The tarsals (the seven bones of the ankle) correspond to the pelvic cavity, which contains the genitourinary tract and the last portion of the large intestine.

So there are four natural divisions of the foot and we can also divide the hand into four parts. In addition, specific lines on the foot are believed to represent lines on the body. These are as follows (figure 3.1):

       •  Shoulder or neck line – this divides off the phalanges, and the head-related and neck muscle areas.

       •  Diaphragm line – this includes the distal point of the metatarsals and metacarpals, covering the upper part of the body: the chest, lung and breast, also heart and upper back muscles. (See plates 1 and 3.)

       •  Waist line – the waist line is measured on the foot from the fifth metatarsal tuberosity (the protuberance at the proximal base) on the lateral aspect. On the hand it is measured from just below the fifth metacarpal on the ulnar side (see plate 4). This is found when the fist is clenched to form a transverse crease. The area between the waist line and the diaphragm line covers the middle section of the body: the liver, gall bladder, kidney, adrenals, stomach, pancreas, spleen and solar plexus.

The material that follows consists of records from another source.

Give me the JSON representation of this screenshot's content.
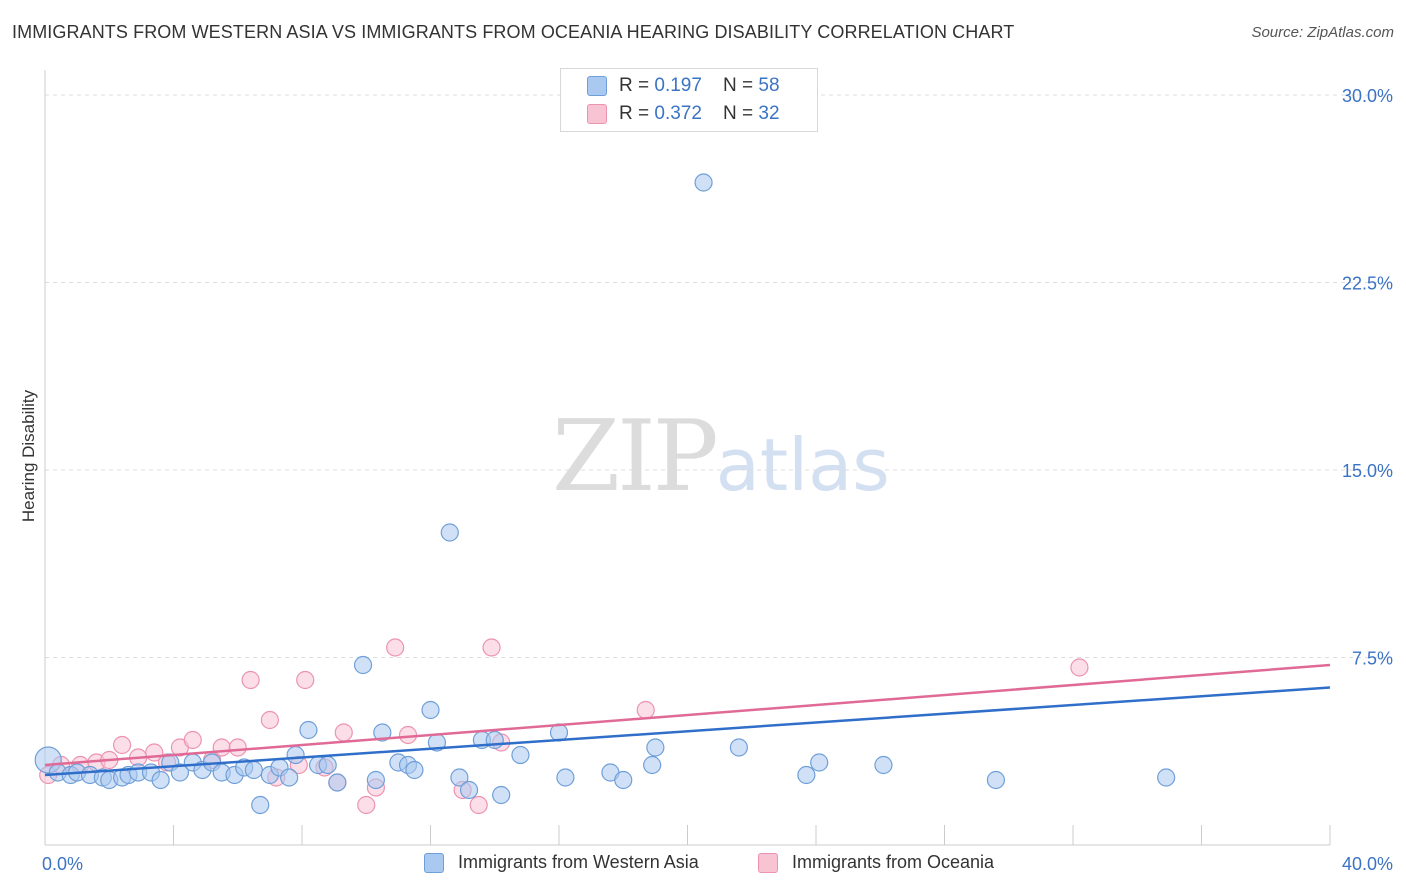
{
  "title": "IMMIGRANTS FROM WESTERN ASIA VS IMMIGRANTS FROM OCEANIA HEARING DISABILITY CORRELATION CHART",
  "source": "Source: ZipAtlas.com",
  "watermark": {
    "zip": "ZIP",
    "atlas": "atlas"
  },
  "legend_top": [
    {
      "r_label": "R = ",
      "r_value": "0.197",
      "n_label": "N = ",
      "n_value": "58"
    },
    {
      "r_label": "R = ",
      "r_value": "0.372",
      "n_label": "N = ",
      "n_value": "32"
    }
  ],
  "colors": {
    "blue_fill": "#a9c9f0",
    "blue_stroke": "#6f9fd8",
    "blue_line": "#2f6fca",
    "pink_fill": "#f8c3d3",
    "pink_stroke": "#ec93b0",
    "pink_line": "#e06a95",
    "value_text": "#3b73c4",
    "grid": "#dddddd"
  },
  "chart_data": {
    "type": "scatter",
    "title": "IMMIGRANTS FROM WESTERN ASIA VS IMMIGRANTS FROM OCEANIA HEARING DISABILITY CORRELATION CHART",
    "xlabel": "",
    "ylabel": "Hearing Disability",
    "xlim": [
      0,
      40
    ],
    "ylim": [
      0,
      31
    ],
    "x_tick_labels": [
      "0.0%",
      "40.0%"
    ],
    "y_ticks": [
      7.5,
      15.0,
      22.5,
      30.0
    ],
    "y_tick_labels": [
      "7.5%",
      "15.0%",
      "22.5%",
      "30.0%"
    ],
    "series": [
      {
        "name": "Immigrants from Western Asia",
        "color": "blue",
        "trend": {
          "x": [
            0,
            40
          ],
          "y": [
            2.8,
            6.3
          ]
        },
        "points": [
          [
            0.1,
            3.4
          ],
          [
            0.4,
            2.9
          ],
          [
            0.8,
            2.8
          ],
          [
            1.0,
            2.9
          ],
          [
            1.4,
            2.8
          ],
          [
            1.8,
            2.7
          ],
          [
            2.0,
            2.6
          ],
          [
            2.4,
            2.7
          ],
          [
            2.6,
            2.8
          ],
          [
            2.9,
            2.9
          ],
          [
            3.3,
            2.9
          ],
          [
            3.6,
            2.6
          ],
          [
            3.9,
            3.3
          ],
          [
            4.2,
            2.9
          ],
          [
            4.6,
            3.3
          ],
          [
            4.9,
            3.0
          ],
          [
            5.2,
            3.3
          ],
          [
            5.5,
            2.9
          ],
          [
            5.9,
            2.8
          ],
          [
            6.2,
            3.1
          ],
          [
            6.5,
            3.0
          ],
          [
            6.7,
            1.6
          ],
          [
            7.0,
            2.8
          ],
          [
            7.3,
            3.1
          ],
          [
            7.6,
            2.7
          ],
          [
            7.8,
            3.6
          ],
          [
            8.2,
            4.6
          ],
          [
            8.5,
            3.2
          ],
          [
            8.8,
            3.2
          ],
          [
            9.1,
            2.5
          ],
          [
            9.9,
            7.2
          ],
          [
            10.3,
            2.6
          ],
          [
            10.5,
            4.5
          ],
          [
            11.0,
            3.3
          ],
          [
            11.3,
            3.2
          ],
          [
            11.5,
            3.0
          ],
          [
            12.0,
            5.4
          ],
          [
            12.2,
            4.1
          ],
          [
            12.6,
            12.5
          ],
          [
            12.9,
            2.7
          ],
          [
            13.2,
            2.2
          ],
          [
            13.6,
            4.2
          ],
          [
            14.0,
            4.2
          ],
          [
            14.2,
            2.0
          ],
          [
            14.8,
            3.6
          ],
          [
            16.0,
            4.5
          ],
          [
            16.2,
            2.7
          ],
          [
            17.6,
            2.9
          ],
          [
            18.0,
            2.6
          ],
          [
            18.9,
            3.2
          ],
          [
            19.0,
            3.9
          ],
          [
            20.5,
            26.5
          ],
          [
            21.6,
            3.9
          ],
          [
            23.7,
            2.8
          ],
          [
            24.1,
            3.3
          ],
          [
            26.1,
            3.2
          ],
          [
            29.6,
            2.6
          ],
          [
            34.9,
            2.7
          ]
        ]
      },
      {
        "name": "Immigrants from Oceania",
        "color": "pink",
        "trend": {
          "x": [
            0,
            40
          ],
          "y": [
            3.2,
            7.2
          ]
        },
        "points": [
          [
            0.1,
            2.8
          ],
          [
            0.5,
            3.2
          ],
          [
            1.1,
            3.2
          ],
          [
            1.6,
            3.3
          ],
          [
            2.0,
            3.4
          ],
          [
            2.4,
            4.0
          ],
          [
            2.9,
            3.5
          ],
          [
            3.4,
            3.7
          ],
          [
            3.8,
            3.3
          ],
          [
            4.2,
            3.9
          ],
          [
            4.6,
            4.2
          ],
          [
            5.2,
            3.4
          ],
          [
            5.5,
            3.9
          ],
          [
            6.0,
            3.9
          ],
          [
            6.4,
            6.6
          ],
          [
            7.0,
            5.0
          ],
          [
            7.2,
            2.7
          ],
          [
            7.9,
            3.2
          ],
          [
            8.1,
            6.6
          ],
          [
            8.7,
            3.1
          ],
          [
            9.1,
            2.5
          ],
          [
            9.3,
            4.5
          ],
          [
            10.0,
            1.6
          ],
          [
            10.3,
            2.3
          ],
          [
            10.9,
            7.9
          ],
          [
            11.3,
            4.4
          ],
          [
            13.0,
            2.2
          ],
          [
            13.5,
            1.6
          ],
          [
            13.9,
            7.9
          ],
          [
            14.2,
            4.1
          ],
          [
            18.7,
            5.4
          ],
          [
            32.2,
            7.1
          ]
        ]
      }
    ]
  }
}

       •  Heel line – the waist line down to the heel line covers the intestinal areas, also the bladder, pelvic and buttock areas. It is found in line with the medial malleolus encircling the heel to the lateral malleolus. On the hand, it is taken from the trapezium bone and the proximal point of the first metacarpal where the muscles bulge at the base of the thumb (thenar eminence), to the middle of the hypothenar eminence on the ulnar side.

       •  Ligament line (on the foot) – this is a guide line. First work either side of it; at the end of the treatment session you should be able to work on it.

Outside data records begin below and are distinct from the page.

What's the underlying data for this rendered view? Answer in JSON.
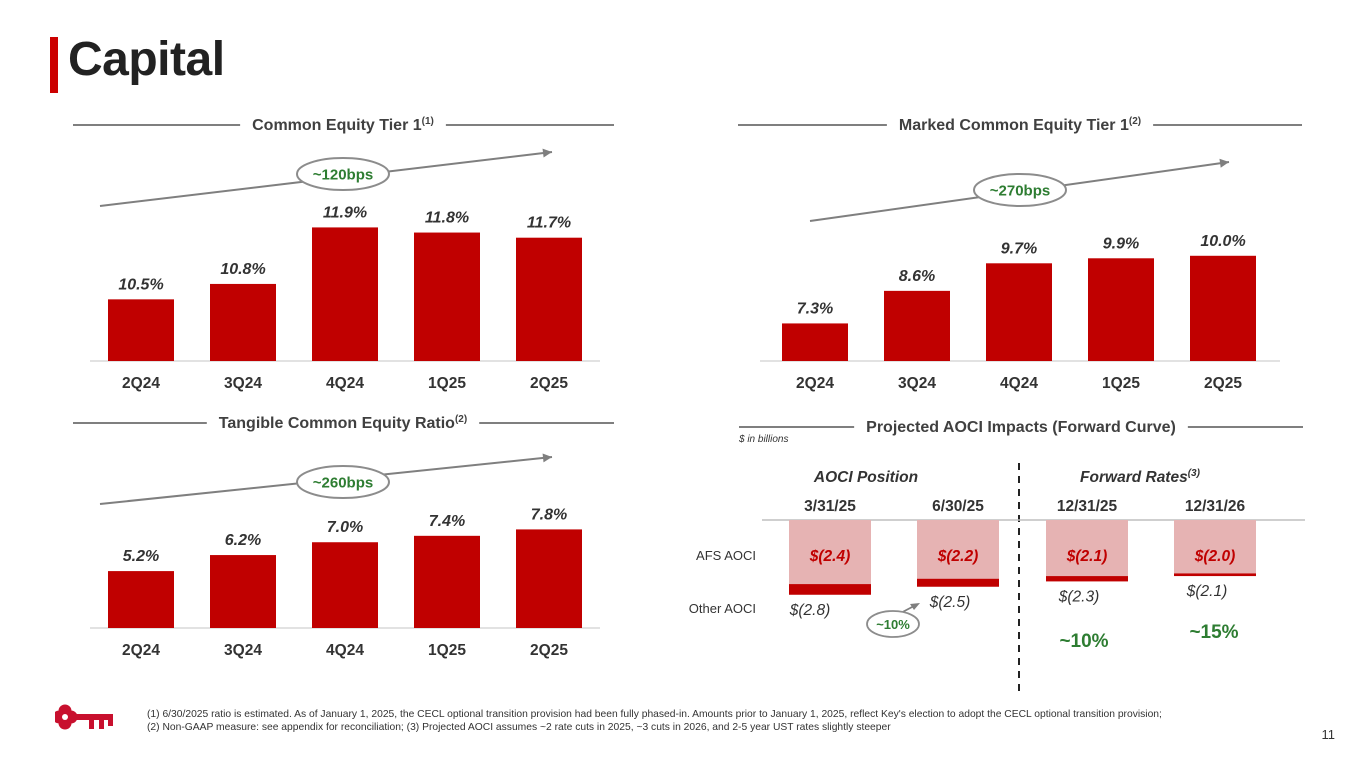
{
  "page": {
    "title": "Capital",
    "page_number": "11",
    "units_note": "$ in billions",
    "footnotes": [
      "(1) 6/30/2025 ratio is estimated.  As of January 1, 2025, the CECL optional transition provision had been fully phased-in. Amounts prior to January 1, 2025, reflect Key's election to adopt the CECL optional transition provision;",
      "(2) Non-GAAP measure: see appendix for reconciliation; (3) Projected AOCI assumes ~2 rate cuts in 2025, ~3 cuts in 2026, and 2-5 year UST rates slightly steeper"
    ],
    "colors": {
      "bar": "#c00000",
      "light_bar": "#e6b3b3",
      "accent_green": "#2e7d32",
      "title_accent": "#cc0000"
    }
  },
  "chart_data": [
    {
      "type": "bar",
      "title": "Common Equity Tier 1",
      "title_superscript": "(1)",
      "categories": [
        "2Q24",
        "3Q24",
        "4Q24",
        "1Q25",
        "2Q25"
      ],
      "values": [
        10.5,
        10.8,
        11.9,
        11.8,
        11.7
      ],
      "labels": [
        "10.5%",
        "10.8%",
        "11.9%",
        "11.8%",
        "11.7%"
      ],
      "ylim": [
        9.3,
        12.2
      ],
      "annotation": "~120bps"
    },
    {
      "type": "bar",
      "title": "Marked Common Equity Tier 1",
      "title_superscript": "(2)",
      "categories": [
        "2Q24",
        "3Q24",
        "4Q24",
        "1Q25",
        "2Q25"
      ],
      "values": [
        7.3,
        8.6,
        9.7,
        9.9,
        10.0
      ],
      "labels": [
        "7.3%",
        "8.6%",
        "9.7%",
        "9.9%",
        "10.0%"
      ],
      "ylim": [
        5.8,
        10.75
      ],
      "annotation": "~270bps"
    },
    {
      "type": "bar",
      "title": "Tangible Common Equity Ratio",
      "title_superscript": "(2)",
      "categories": [
        "2Q24",
        "3Q24",
        "4Q24",
        "1Q25",
        "2Q25"
      ],
      "values": [
        5.2,
        6.2,
        7.0,
        7.4,
        7.8
      ],
      "labels": [
        "5.2%",
        "6.2%",
        "7.0%",
        "7.4%",
        "7.8%"
      ],
      "ylim": [
        1.65,
        8.2
      ],
      "annotation": "~260bps"
    },
    {
      "type": "bar",
      "title": "Projected AOCI Impacts (Forward Curve)",
      "units": "$ in billions",
      "group_labels": [
        "AOCI Position",
        "Forward Rates"
      ],
      "group_superscript": "(3)",
      "categories": [
        "3/31/25",
        "6/30/25",
        "12/31/25",
        "12/31/26"
      ],
      "row_labels": [
        "AFS AOCI",
        "Other AOCI"
      ],
      "series": [
        {
          "name": "AFS AOCI",
          "values": [
            -2.4,
            -2.2,
            -2.1,
            -2.0
          ],
          "labels": [
            "$(2.4)",
            "$(2.2)",
            "$(2.1)",
            "$(2.0)"
          ]
        },
        {
          "name": "Other AOCI",
          "values": [
            -0.4,
            -0.3,
            -0.2,
            -0.1
          ]
        }
      ],
      "totals": [
        "$(2.8)",
        "$(2.5)",
        "$(2.3)",
        "$(2.1)"
      ],
      "change_annotations": [
        "~10%",
        "~10%",
        "~15%"
      ]
    }
  ]
}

As an example for diagnosis, you can examine the fifth metatarsal notch to assess the waist line. If there is a greater proportion of the foot in front of this imaginary line it denotes that the person is long waisted, but short in the leg; if the reverse is true, this denotes that the person has very long legs. If the medial malleoli at the lower end of the tibia are not level it indicates a low lumbar problem.


This aspect of diagnosis, whether using a Western or an Eastern system, can be summed up by an old Chinese quotation called the ‘ten askings’:

       •  One, ask chill or fever

       •  Two, ask perspiration

       •  Three, ask head or trunk

       •  Four, ask stool or urine

       •  Five, ask food intake

       •  Six, ask respiratory

       •  Seven, ask deafness or thirst

       •  Eight, ask past history

       •  Nine, ask energy

       •  Ten, ask causes (nowadays we would look at behaviour patterns and lifestyle).

This ancient Chinese system is still used today even in the West. In reflexology we must ask questions, not necessarily to find the nature of the disorder, but to ascertain which organ or part of the body may be in a disturbed state. When palpating on the feet, hands or ears we can also diagnose imbalances by tender spots; however, painful reactions can be caused by all sorts of variables.

During questioning the reflexologist should note carefully what the patient is complaining of. Specific questions may include the following:

       •  Onset – is the disease or disorder acute or chronic?